For the commenting...
A clear step up for a show that I was already liking quite a bit. Great, head-on riff on "Dead Poets Society" featuring the funniest John Michael Higgins I've seen in a while. Watching him order a birthday cake at the coffee cart was a highlight. But then also the subplot with the Asperger's kid was affecting without begging for it. Really great.
The Office (10/1)
I guess you have to do the "Jim learns a thing or two about walking in Michael's shoes" episode now that they're co-managers, but while the episode was funny, you could easily plot the whole thing out from minute one.
So I'm sure we're going to stop hearing about how much Russell is running the whole game, now that his boy Ben got voted off, right? Yeah, I'm not optimistic either. The good news is I've finally found someone to root for (Jaison). The bad news is it looks like next week he completely falls apart.
Parks and Recreation (10/1)
They got Leslie right into her wheelhouse this week: Painfully earnest pro-fem crusader. Tom's antics on the pageant judging panel recalled none so much as Homer Simpson's "football in the groin" film-festival judging. Also? April continues to break out as a character ("I like people, places, and thiiiiings!").
Modern Family (9/30)
Like this week's The Office, there was a lot about this that felt predictable, but while I knew the song, I was impressed with how they played the notes. In particular, Mitchell and Cameron's storyline, which once again evoked The Birdcage but played kinder and funnier.
Cougar Town (9/30)
If I'm gonna be the one guy to carry the banner for this show, that's fine. I love it. This wasn't as funny as the first episode -- though Courteney Cox, Busy Philipps, and Dan Byrd continue to crock me up -- but it managed to clarify what the show is supposed to be about. Courteney's trying to live her 20s, despite the fact that it looks dumb to people. I can get behind that. Also? Josh Hopkins. It deserves to be said again. Lovely.

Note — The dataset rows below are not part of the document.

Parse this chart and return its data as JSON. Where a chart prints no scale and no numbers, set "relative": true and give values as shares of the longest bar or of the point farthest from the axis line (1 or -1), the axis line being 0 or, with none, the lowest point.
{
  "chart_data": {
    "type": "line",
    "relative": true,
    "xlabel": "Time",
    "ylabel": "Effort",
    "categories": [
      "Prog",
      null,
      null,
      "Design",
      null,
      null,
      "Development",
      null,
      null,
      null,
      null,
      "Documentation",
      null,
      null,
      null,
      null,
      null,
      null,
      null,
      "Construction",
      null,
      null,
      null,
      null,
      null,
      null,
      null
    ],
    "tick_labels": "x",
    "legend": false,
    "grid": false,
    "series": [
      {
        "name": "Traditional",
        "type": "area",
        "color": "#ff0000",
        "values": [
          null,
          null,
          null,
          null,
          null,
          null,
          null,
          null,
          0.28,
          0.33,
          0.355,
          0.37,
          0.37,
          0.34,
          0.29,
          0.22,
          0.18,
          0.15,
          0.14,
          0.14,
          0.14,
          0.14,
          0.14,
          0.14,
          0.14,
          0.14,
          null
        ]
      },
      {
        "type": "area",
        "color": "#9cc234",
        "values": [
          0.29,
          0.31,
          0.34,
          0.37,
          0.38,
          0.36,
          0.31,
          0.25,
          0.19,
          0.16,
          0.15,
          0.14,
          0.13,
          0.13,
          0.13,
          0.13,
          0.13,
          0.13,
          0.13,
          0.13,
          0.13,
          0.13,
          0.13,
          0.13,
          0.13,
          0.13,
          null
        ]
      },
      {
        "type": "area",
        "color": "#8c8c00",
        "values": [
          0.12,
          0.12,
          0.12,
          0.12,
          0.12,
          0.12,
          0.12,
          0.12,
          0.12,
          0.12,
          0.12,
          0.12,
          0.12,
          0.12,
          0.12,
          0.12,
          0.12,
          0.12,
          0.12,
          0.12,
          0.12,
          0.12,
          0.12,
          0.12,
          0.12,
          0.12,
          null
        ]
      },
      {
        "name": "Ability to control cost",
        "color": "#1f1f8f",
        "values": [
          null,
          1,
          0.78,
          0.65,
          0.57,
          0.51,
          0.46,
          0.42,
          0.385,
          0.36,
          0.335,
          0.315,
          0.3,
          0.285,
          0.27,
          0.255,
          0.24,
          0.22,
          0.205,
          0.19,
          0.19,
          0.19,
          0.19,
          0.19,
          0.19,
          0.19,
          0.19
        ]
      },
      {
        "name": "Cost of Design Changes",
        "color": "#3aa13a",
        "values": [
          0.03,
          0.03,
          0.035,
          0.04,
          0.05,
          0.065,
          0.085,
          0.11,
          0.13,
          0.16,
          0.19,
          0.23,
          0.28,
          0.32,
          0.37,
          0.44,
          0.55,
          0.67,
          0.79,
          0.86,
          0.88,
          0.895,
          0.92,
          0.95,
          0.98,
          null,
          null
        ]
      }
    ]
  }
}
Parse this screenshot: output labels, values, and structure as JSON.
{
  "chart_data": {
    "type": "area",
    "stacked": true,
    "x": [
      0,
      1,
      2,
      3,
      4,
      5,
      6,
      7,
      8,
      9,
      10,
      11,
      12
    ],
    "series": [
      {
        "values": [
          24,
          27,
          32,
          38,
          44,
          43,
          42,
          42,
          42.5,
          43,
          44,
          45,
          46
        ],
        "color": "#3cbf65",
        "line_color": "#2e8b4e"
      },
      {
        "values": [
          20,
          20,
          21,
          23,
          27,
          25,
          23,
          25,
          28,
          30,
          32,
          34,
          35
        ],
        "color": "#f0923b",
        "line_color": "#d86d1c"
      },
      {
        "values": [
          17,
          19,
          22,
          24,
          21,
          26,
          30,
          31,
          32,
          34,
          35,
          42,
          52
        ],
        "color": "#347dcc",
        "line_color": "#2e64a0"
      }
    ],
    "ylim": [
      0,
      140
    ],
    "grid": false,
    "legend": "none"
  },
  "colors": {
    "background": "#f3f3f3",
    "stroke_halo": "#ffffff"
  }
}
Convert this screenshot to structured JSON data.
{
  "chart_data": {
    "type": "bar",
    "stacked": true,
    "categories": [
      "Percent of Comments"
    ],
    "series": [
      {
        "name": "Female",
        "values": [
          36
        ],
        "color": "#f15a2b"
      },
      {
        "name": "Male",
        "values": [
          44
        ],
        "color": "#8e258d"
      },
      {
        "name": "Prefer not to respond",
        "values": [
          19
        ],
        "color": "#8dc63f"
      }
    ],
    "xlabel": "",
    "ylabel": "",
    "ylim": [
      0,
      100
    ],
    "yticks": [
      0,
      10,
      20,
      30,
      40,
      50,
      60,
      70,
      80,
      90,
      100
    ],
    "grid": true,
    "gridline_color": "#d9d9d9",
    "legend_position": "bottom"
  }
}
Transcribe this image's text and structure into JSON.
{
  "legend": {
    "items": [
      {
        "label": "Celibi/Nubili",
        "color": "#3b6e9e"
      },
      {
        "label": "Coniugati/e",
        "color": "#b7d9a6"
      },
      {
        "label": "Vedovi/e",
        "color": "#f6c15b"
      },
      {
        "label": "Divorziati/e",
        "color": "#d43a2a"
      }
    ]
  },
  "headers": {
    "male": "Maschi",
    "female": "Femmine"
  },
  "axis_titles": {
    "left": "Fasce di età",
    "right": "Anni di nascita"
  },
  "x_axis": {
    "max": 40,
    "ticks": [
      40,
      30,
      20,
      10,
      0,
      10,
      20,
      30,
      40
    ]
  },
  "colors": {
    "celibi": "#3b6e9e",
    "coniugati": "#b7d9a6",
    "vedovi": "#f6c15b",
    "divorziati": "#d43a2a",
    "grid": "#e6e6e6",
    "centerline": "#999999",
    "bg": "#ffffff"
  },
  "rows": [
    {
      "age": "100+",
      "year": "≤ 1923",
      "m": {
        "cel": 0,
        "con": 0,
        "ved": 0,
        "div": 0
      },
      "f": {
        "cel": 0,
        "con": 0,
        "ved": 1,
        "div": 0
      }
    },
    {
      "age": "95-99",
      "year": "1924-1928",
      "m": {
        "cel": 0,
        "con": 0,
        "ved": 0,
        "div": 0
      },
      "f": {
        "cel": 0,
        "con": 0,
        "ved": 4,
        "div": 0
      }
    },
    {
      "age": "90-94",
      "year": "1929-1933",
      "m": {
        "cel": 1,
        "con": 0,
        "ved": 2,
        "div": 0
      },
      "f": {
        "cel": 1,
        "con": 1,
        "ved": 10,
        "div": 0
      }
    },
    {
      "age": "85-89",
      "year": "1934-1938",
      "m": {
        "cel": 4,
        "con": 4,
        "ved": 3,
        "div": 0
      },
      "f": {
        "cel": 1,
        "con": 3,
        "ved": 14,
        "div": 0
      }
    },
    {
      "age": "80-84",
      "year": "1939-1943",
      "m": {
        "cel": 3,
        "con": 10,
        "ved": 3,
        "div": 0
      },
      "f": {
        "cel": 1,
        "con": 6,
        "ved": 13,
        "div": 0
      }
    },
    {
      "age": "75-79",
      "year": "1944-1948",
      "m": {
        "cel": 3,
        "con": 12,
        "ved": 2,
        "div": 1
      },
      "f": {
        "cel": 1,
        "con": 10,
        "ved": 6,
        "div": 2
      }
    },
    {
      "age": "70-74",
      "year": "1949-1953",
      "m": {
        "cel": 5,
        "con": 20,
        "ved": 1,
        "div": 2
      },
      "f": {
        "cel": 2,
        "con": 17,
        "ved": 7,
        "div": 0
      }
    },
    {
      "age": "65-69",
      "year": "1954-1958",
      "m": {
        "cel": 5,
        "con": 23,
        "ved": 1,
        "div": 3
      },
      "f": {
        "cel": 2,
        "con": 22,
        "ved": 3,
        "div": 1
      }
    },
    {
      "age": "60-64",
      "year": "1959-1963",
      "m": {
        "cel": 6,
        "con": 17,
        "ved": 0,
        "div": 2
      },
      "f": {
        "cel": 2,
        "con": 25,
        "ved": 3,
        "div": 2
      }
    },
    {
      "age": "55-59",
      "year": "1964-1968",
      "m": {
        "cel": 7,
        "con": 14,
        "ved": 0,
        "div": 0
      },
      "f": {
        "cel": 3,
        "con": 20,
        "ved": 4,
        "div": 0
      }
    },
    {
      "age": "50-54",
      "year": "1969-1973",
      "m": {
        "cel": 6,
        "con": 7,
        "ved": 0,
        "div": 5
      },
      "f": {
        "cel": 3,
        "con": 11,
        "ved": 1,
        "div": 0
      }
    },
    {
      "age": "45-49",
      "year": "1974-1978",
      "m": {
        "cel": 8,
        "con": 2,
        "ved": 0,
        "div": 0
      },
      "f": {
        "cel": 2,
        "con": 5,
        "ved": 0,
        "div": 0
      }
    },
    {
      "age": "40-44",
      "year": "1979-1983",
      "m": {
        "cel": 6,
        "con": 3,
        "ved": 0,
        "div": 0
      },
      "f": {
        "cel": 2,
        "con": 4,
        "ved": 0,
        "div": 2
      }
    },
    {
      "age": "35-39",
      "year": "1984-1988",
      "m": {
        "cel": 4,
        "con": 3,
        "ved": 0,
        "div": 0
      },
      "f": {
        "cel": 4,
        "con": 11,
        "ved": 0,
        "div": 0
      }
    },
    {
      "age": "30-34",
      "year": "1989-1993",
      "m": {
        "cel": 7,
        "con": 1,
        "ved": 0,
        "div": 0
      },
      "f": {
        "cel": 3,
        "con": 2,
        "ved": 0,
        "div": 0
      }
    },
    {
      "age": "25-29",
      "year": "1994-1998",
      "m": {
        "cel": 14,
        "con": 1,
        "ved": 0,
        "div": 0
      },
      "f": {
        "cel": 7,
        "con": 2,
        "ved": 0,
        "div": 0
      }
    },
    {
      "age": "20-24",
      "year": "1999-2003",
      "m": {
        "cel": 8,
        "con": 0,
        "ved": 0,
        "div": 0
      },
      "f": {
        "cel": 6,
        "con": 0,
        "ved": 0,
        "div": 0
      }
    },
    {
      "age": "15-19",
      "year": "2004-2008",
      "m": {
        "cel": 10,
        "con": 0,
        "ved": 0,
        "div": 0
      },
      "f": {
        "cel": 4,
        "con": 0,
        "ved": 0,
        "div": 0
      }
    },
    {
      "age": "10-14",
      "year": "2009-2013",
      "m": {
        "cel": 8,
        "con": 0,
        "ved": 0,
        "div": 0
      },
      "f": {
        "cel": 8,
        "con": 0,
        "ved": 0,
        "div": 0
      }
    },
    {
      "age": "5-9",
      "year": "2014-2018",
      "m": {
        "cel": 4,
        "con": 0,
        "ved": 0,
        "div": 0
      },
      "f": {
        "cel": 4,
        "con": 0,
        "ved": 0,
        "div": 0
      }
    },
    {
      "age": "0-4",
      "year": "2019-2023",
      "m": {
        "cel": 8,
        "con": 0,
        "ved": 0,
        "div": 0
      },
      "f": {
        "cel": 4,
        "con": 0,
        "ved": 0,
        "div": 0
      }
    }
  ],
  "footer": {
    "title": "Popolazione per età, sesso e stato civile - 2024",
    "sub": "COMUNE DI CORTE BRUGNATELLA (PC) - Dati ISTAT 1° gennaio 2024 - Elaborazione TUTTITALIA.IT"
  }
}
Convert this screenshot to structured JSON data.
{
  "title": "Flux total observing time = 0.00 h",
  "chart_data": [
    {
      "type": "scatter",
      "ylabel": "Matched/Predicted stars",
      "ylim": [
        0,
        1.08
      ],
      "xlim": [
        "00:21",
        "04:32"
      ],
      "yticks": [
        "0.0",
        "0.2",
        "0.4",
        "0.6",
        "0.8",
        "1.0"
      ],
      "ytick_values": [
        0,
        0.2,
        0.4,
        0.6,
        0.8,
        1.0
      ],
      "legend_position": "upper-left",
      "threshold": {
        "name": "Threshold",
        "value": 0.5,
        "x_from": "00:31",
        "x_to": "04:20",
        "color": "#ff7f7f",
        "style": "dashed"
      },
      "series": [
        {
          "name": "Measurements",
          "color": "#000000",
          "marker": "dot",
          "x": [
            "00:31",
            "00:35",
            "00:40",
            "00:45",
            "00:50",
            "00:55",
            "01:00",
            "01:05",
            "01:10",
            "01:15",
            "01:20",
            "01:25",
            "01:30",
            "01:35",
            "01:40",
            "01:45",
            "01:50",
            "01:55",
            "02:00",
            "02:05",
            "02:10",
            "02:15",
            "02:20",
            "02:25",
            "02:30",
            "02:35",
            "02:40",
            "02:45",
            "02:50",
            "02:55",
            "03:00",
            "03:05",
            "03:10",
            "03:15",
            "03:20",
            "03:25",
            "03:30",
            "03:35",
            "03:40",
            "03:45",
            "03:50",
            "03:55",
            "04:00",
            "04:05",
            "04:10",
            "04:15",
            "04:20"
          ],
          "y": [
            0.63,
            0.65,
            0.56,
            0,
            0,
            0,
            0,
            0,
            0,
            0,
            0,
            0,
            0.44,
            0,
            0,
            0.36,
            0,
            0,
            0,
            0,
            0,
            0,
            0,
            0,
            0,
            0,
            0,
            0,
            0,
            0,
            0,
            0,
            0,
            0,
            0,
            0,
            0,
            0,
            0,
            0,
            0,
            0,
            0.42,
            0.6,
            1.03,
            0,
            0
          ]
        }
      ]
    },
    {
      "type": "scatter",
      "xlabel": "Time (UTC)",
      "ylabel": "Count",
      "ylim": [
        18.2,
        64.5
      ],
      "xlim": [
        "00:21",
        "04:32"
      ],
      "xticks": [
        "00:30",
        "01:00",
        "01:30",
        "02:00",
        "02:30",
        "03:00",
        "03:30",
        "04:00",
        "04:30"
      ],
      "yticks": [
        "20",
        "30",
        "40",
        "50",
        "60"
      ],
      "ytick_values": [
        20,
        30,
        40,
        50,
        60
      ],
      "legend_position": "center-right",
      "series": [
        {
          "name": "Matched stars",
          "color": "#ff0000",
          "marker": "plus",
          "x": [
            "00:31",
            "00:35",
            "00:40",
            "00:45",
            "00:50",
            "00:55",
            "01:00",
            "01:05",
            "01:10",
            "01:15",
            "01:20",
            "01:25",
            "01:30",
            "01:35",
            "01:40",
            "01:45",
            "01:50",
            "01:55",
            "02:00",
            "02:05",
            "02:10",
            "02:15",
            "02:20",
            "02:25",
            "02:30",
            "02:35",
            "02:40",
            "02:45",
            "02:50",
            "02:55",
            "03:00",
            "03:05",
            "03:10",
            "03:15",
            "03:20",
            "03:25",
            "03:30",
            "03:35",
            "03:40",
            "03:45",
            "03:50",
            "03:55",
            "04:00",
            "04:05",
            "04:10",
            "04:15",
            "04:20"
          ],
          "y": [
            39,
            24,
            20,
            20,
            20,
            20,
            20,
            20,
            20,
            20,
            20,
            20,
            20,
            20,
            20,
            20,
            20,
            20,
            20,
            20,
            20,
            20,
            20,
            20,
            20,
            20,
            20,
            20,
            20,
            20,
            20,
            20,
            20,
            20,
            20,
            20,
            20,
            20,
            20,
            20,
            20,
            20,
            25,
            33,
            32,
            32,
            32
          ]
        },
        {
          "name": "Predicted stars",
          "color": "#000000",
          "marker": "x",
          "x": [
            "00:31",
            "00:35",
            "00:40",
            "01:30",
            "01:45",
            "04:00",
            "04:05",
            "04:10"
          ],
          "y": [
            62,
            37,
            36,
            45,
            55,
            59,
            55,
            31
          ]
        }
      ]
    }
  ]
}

I was worried last week's leap in quality wouldn't last, but I was happily wrong. Thanks in no small part to a powerhouse performance from Kristin Chenoweth, we got perhaps an even clearer picture of what show this wants to be. Glee Club now isn't the point of Glee, it's the setting. It's where the characters can all get churned up and mashed into each other and belt out some ridiculously fun songs. Seriously, though, about Cheno -- if she's not nominated for a guest actor Emmy last year, something's wrong. I was halfway ready to hand her a Nobel Prize.
Melrose Place (9/29)
Man, Jane Mancini couldn't even maintain a badass posture for even one episode before she was getting bested by children. Nice try, Jane. I do appreciate that Lauren's storyline made the case for the necessity of pimps. All in all, this show has definitely earned its place as the show I can watch four days later, while I do other things, and can totally enjoy and feel wierd about how appealing I find Ella and David and their lips.
Gossip Girl (9/28)
Finally, an interesting Blair/Chuck episode -- they're always at their best playing off of Serena, and they were in fine comic form tonight. Serena's final-act smackdown on Georgina would have come across better had S not been decked out in her finest hooker wear. Also, my continuing affection for Carter Baizen and Vanessa is puzzling and wonderful. And life is always better when Georgina is armed enough to level the entire city. On the other hand: There's a Nate on this show?
The Amazing Race (9/27)
I know it's a good season premiere when I come out of it with teams I'm already STRONGLY rooting for (Gary and Matt! Brian and Ericka!), racers I'm crushing on (friend-of-Asperger's Justin and cuter-gay-brother Sam are no deaf Luke from last season, but they'll do), and racers I can't get rid of fast enough (angry lawyer, poker brats). Two teams eliminated, neither of whom I liked; a delightful duck-based challenge; and wasabi bombs -- what's not to love? Oh right: the feeling I'm getting that Zev will continue to be packaged as a cross between Jesus, Superman, and Raymond Babbitt.